Beichtstuhl-Geheimnisse - wie die Kirche Kinder zu Sündern erzog
Papst Franziskus hatte in jungen Jahren ein Erweckungserlebnis im Beichtstuhl. Später erzählte er, er habe damals gespürt, dass er Priester sein musste, und nicht mehr daran gezweifelt. Solche erhabenen Erlebnisse sind im Zusammenhang mit der Beichte wohl eher die Ausnahme. Viel häufiger kommt es vor, dass die Kinder von damals bis heute unangenehme, widersprüchliche und mitunter sogar traumatische Erinnerungen an ihre Beichtstuhl-Erfahrungen im Herzen tragen.
Angeleitet durch den Religionsunterricht plagte einen bereits Tage vor der Beichte das Gewissen. Nicht etwa, weil man besonders schlimme Dinge ausgefressen hatte, sondern weil einem nichts, aber auch rein gar nichts einfallen wollte, was man dem Beichtvater hätte mitteilen können. Also trug man die Litanei der Sünden nach einer naheliegenden Devise zusammen, die einem lange genug eingeflüstert worden war:
Irgendetwas hast du ganz sicher auf dem Kerbholz – bestimmt hast du deine Eltern geärgert? Warst ungehorsam oder neidisch auf etwas, das deine Geschwister bekamen, du aber nicht!
Beten als Strafe
Wenn man sich nur lange genug marterte, fielen einem meist auch ein paar kleine Sünden ein, die man beichten konnte. Denn das heilige Sakrament der Beichte abzulegen ohne einen Makel im Gepäck – das erschien unmöglich. In diesem Sinne jedenfalls hatten uns die frommen Nonnen an der Grundschule bereits zu kleinen Sündern im Geiste geformt.
Auf dem Büßerbänkchen in der Kirche wurden die Vaterunser und die Rosenkränze gedankenlos heruntergeleiert. Beten als Strafe. Da war ja in Wahrheit nichts, was man wirklich bereute. Kein Grund zur Zerknirschung. Aber auch das machte einem zu schaffen. War es verlogen, zu beichten, wo es nichts zu bekennen gab? Immerhin war es nach der Beichte einigermaßen tröstlich, wenn man die Absolution erhielt und die Missetaten getilgt waren. Im Gegensatz zu den bemitleidenswerten Protestanten. Die müssen ihre Sünden immerhin ein ganzes Leben lang mit sich herum tragen.
Die kleinen Teufel
Selbstliebe ist Hochmut. Kinder waren zur Demut geboren. Schlimmer: Kinder waren von Grund auf kleine Teufel. Von unschuldiger Reinheit ungefähr so weit entfernt wie der gefallene Erzengel Luzifer vom lieben Gott. Die Kirche lehrte Kinder nicht, ihre guten Seiten zu sehen. Wenigstens ein bisschen wertzuschätzen, dass sie sich täglich nach Kräften bemühten, gute Menschen zu sein. Nonnen und Priester schärften vielmehr unbarmherzig den Blick dieser für ihre Fehler. Selbst die, die nur leise durch die Gedanken gehuscht waren. Sie erzogen Kinder systematisch zu einem lieblosen, überkritischen Umgang mit sich selbst. Zu falscher Scham und Schuldgefühlen.

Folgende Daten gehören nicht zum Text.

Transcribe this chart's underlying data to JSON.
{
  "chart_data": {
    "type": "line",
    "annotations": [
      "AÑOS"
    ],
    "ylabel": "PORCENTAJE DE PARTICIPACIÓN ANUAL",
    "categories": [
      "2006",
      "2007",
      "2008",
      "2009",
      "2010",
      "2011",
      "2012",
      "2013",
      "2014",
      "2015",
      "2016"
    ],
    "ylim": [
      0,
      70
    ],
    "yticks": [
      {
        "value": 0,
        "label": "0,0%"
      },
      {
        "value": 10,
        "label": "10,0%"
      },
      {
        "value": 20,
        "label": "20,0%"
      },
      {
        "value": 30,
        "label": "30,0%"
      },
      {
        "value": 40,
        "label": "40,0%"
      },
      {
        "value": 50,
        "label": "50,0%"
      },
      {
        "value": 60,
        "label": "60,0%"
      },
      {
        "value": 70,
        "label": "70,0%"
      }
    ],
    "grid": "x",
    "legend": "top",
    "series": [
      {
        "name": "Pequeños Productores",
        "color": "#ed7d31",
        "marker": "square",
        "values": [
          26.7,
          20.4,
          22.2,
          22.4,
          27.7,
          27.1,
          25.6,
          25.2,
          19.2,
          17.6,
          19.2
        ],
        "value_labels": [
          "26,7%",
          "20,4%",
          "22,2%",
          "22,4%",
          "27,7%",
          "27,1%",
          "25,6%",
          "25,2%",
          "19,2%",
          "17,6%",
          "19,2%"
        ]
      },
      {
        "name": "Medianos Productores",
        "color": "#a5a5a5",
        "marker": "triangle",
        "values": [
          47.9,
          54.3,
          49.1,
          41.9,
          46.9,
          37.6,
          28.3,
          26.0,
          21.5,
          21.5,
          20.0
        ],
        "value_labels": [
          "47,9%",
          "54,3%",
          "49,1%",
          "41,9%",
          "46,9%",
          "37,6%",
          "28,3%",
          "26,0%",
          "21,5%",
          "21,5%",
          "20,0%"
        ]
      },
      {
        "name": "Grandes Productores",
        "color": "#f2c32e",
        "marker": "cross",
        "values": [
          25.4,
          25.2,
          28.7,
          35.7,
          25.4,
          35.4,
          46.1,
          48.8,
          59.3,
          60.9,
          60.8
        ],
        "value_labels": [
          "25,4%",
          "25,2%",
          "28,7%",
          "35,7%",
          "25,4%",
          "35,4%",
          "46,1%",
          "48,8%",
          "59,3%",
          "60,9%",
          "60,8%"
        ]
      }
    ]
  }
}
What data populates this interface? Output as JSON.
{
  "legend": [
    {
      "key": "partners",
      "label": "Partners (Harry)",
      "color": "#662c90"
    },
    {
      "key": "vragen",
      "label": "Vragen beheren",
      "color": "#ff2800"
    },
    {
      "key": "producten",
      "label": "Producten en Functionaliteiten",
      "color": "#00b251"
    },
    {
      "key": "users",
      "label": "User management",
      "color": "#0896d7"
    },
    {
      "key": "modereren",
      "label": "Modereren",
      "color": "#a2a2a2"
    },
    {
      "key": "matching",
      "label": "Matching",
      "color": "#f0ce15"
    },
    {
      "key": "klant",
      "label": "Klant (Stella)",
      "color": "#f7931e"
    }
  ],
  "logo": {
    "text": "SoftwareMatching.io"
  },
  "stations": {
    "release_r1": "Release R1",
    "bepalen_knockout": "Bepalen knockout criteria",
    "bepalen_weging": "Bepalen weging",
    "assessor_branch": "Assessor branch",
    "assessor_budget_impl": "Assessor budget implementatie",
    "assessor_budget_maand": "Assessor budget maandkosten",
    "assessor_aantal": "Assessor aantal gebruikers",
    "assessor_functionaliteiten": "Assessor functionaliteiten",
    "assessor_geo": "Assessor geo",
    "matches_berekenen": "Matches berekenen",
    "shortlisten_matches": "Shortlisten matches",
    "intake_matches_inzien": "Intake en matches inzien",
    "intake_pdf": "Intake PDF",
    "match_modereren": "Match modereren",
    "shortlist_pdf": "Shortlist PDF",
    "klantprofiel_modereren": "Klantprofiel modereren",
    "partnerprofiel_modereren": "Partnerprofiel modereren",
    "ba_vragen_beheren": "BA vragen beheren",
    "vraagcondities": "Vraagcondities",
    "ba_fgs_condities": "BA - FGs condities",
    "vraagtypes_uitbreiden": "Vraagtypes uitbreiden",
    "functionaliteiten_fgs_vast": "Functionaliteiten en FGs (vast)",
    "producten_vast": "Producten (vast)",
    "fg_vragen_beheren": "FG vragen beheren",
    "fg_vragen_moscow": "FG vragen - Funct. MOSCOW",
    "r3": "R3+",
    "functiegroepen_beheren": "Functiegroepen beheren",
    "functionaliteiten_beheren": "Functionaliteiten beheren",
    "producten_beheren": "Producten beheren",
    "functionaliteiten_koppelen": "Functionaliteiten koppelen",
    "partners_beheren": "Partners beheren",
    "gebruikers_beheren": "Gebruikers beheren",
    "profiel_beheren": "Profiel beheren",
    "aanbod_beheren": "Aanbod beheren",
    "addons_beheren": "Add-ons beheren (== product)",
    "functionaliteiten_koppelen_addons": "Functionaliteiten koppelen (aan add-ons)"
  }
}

Sünde, Vergebung und Voyeurismus
Geheimnisse durfte es in dieser Welt nicht geben. Nicht vor Gott und dem Priester. Das Fleisch war schwach und jede Hinwendung zum anderen Geschlecht sowieso sündhaft. Auch dann, wenn sie nur in der Fantasie stattfand. Zuneigung und der Wunsch nach Nähe waren kein Anlass zur Freude, sondern ein Grund, sich zutiefst zu schämen und Buße zu tun. Wenn all das, was diese Kinder während der Pubertät bewegte, auch tatsächlich zur Beichte getragen wurde, müssen die Ohren des Beichtvaters mitunter förmlich geglüht haben!